Oleh : M Histiraludin *)

Berjalannya sebuah pemerintahan saat ini sangat bergantung banyak dengan alokasi Anggaran Pendapatan dan Belanja Daerah atau yang sering dikenal dengan APBD. Hampir semua kabupaten kota di Indonesia jangankan mandiri, mengurangi ketergantungan pembangunan dari APBD saja nampaknya menjadi impian belaka. Bahkan banyak daerah yang justru menaikkan pendapatan mereka dengan sewenang-wenang. Menetapkan perda-perda baru yang justru malah memberi tambahan beban bagi warganya. Hal itu terbukti dengan maraknya pencabutan perda yang dilakukan oleh mendagri (silahkan cek di Permendagri www.depdagri.go.id). Nampaknya meskipun desentralisasi sudah dilaksanakan sejak 9 tahun lalu tetapi pola pikir birokrasi tak juga ada pembenahan.

APBD merupakan alat vital bagi pemerintah daerah dalam menjalankan roda pemerintahannya. Hal itu secara jelas tercantum dalam UU No 17 Tahun 2003 Tentang Keuangan Negara. Dalam lampiran penjelasan pasal-pasal terutama di Penjelasan Umum I point 6 alenia ke 2 dijelaskan bahwa “Anggaran adalah alat akuntabilitas, manajemen, dan kebijakan ekonomi.
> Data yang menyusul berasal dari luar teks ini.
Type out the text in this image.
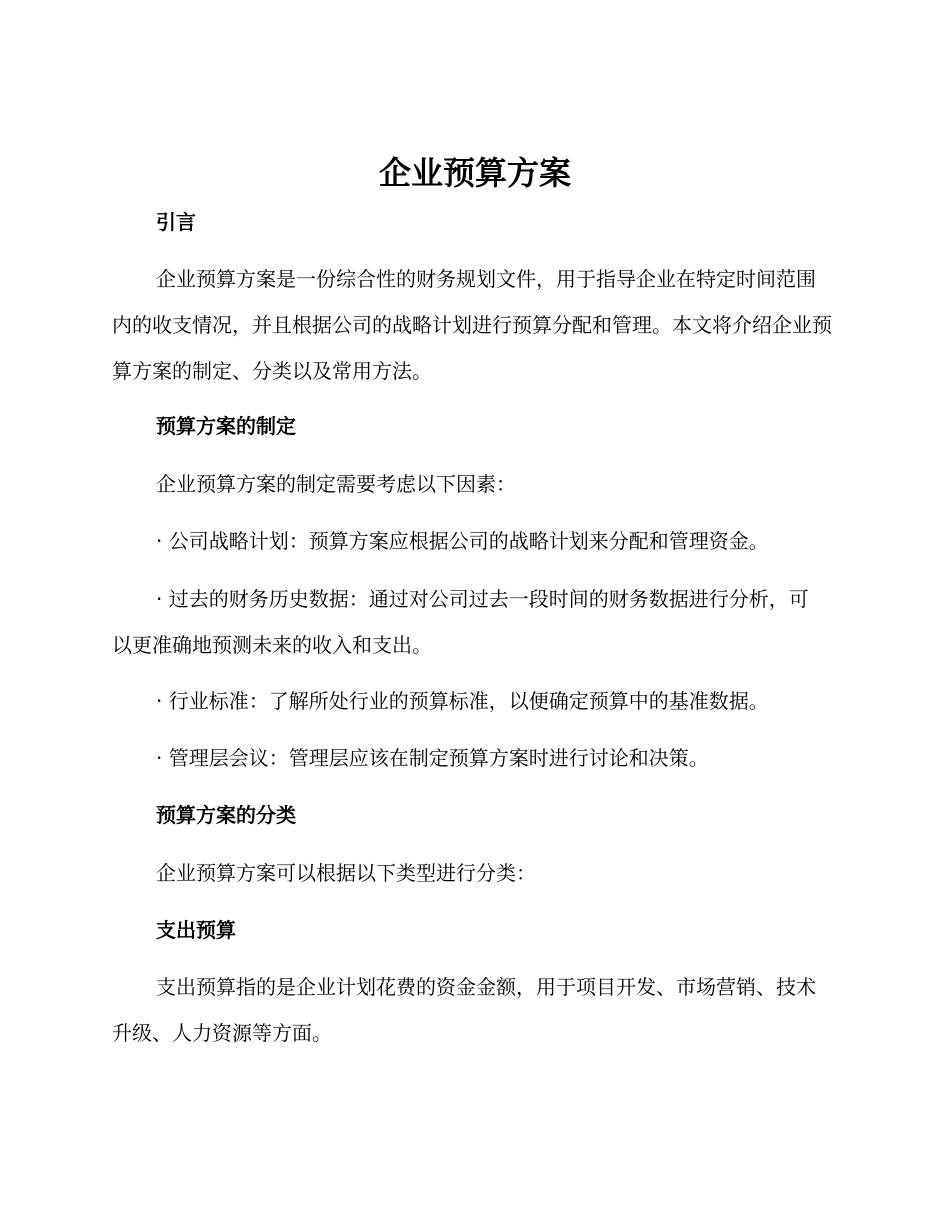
企业预算方案

引言

企业预算方案是一份综合性的财务规划文件，用于指导企业在特定时间范围内的收支情况，并且根据公司的战略计划进行预算分配和管理。本文将介绍企业预算方案的制定、分类以及常用方法。

预算方案的制定

企业预算方案的制定需要考虑以下因素：

· 公司战略计划：预算方案应根据公司的战略计划来分配和管理资金。

· 过去的财务历史数据：通过对公司过去一段时间的财务数据进行分析，可以更准确地预测未来的收入和支出。

· 行业标准：了解所处行业的预算标准，以便确定预算中的基准数据。

· 管理层会议：管理层应该在制定预算方案时进行讨论和决策。

预算方案的分类

企业预算方案可以根据以下类型进行分类：

支出预算

支出预算指的是企业计划花费的资金金额，用于项目开发、市场营销、技术升级、人力资源等方面。
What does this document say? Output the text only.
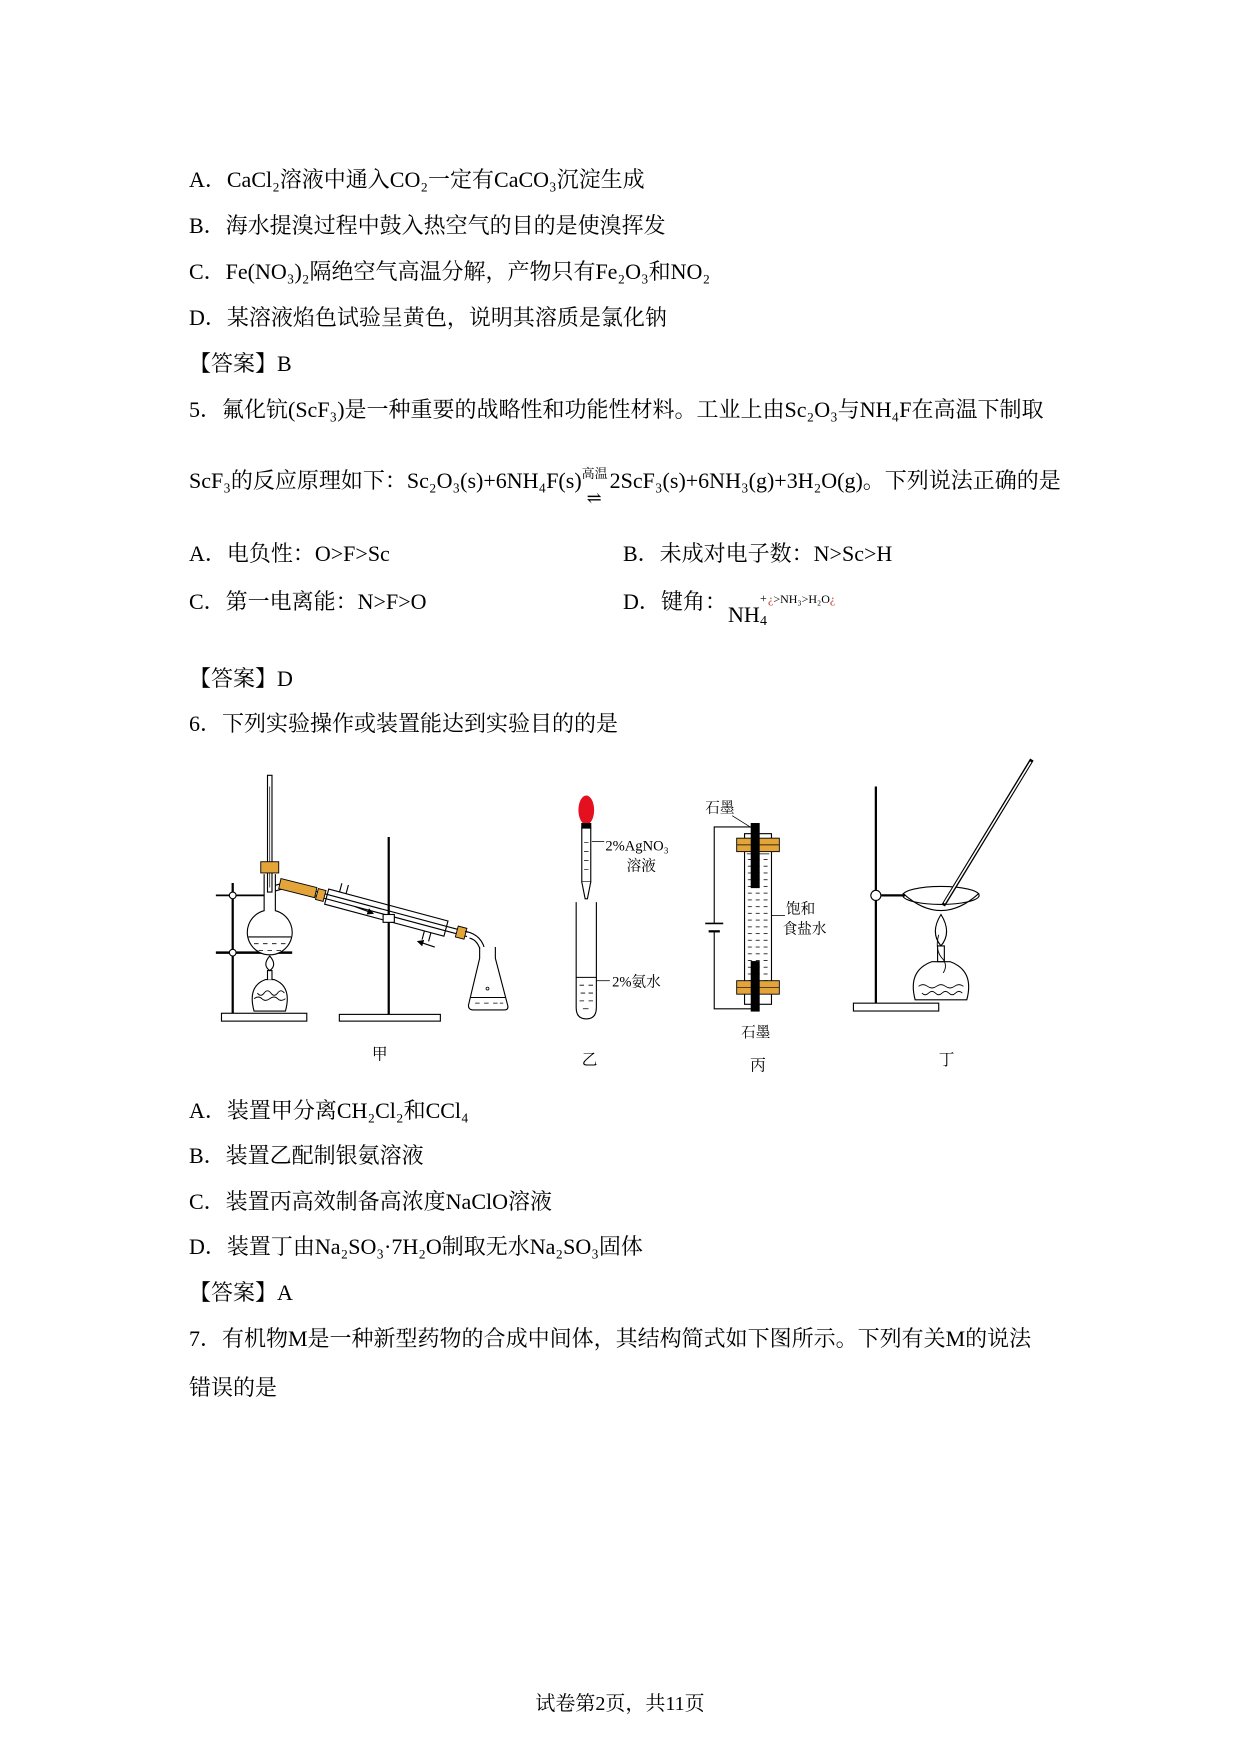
A．CaCl₂溶液中通入CO₂一定有CaCO₃沉淀生成
B．海水提溴过程中鼓入热空气的目的是使溴挥发
C．Fe(NO₃)₂隔绝空气高温分解，产物只有Fe₂O₃和NO₂
D．某溶液焰色试验呈黄色，说明其溶质是氯化钠
【答案】B
5．氟化钪(ScF₃)是一种重要的战略性和功能性材料。工业上由Sc₂O₃与NH₄F在高温下制取
ScF₃的反应原理如下：Sc₂O₃(s)+6NH₄F(s) 高温
⇌
2ScF₃(s)+6NH₃(g)+3H₂O(g)。下列说法正确的是
A．电负性：O>F>Sc	B．未成对电子数：N>Sc>H
C．第一电离能：N>F>O	D．键角：
NH 4
+ ¿>NH₃>H₂O¿
【答案】D
6．下列实验操作或装置能达到实验目的的是
甲
2%AgNO₃
溶液
2%氨水
乙
石墨
饱和
食盐水
石墨
丙	丁
A．装置甲分离CH₂Cl₂和CCl₄
B．装置乙配制银氨溶液
C．装置丙高效制备高浓度NaClO溶液
D．装置丁由Na₂SO₃·7H₂O制取无水Na₂SO₃固体
【答案】A
7．有机物M是一种新型药物的合成中间体，其结构简式如下图所示。下列有关M的说法
错误的是
试卷第2页，共11页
Sebagai instrumen kebijakan ekonomi anggaran berfungsi untuk mewujudkan pertumbuhan dan stabilitas perekonomian serta pemerataan pendapatan dalam rangka mencapai tujuan bernegara”.  Maka dari itu pemerintah daerah harus mampu mengelola APBD secara baik dan jelas peruntukannya. Struktur APBD sendiri (yang sudah berubah dari model anggaran tradisional ke anggaran kinerja) terdiri dari pendapatan, belanja dan pembiayaan.

Pada aspek pendapatan inilah, banyak pemda melihat peluang untuk seenaknya melakukan pungutan-pungutan yang kadang dasar hukumnya sangat lemah. Padahal seperti diamanatkan dalam  PP No 58 Tahun 2005 Tentang Keuangan Daerah Penjelasan huruf A point 1 alenia 5 bahwa “Pendapatan daerah (langsung) pada hakikatnya diperoleh melalui mekanisme pajak dan retribusi atau. pungutan lainnya yang dibebankan pada seluruh masyarakat. Keadilan atau kewajaran dalam perpajakan terkait dengan prinsip kewajaran "horisontal" dan kewajaran "vertikal". Prinsip dari kewajaran horisontal menekankan pada persyaratan bahwa masyarakat dalam posisi yang sama harus diberlakukan sama, sedangkan prinsip kewajaran vertikal dilandasi pada konsep kemampuan wajib pajak/restribusi untuk membayar, artinya masyarakat yang mempunyai kemampuan untuk membayar tinggi diberikan beban pajak yang tinggi pula. Tentunya untuk menyeimbangkan kedua prinsip tersebut pemerintah daerah dapat melakukan diskriminasi tarif secara rasional untuk menghilangkan rasa ketidakadilan.”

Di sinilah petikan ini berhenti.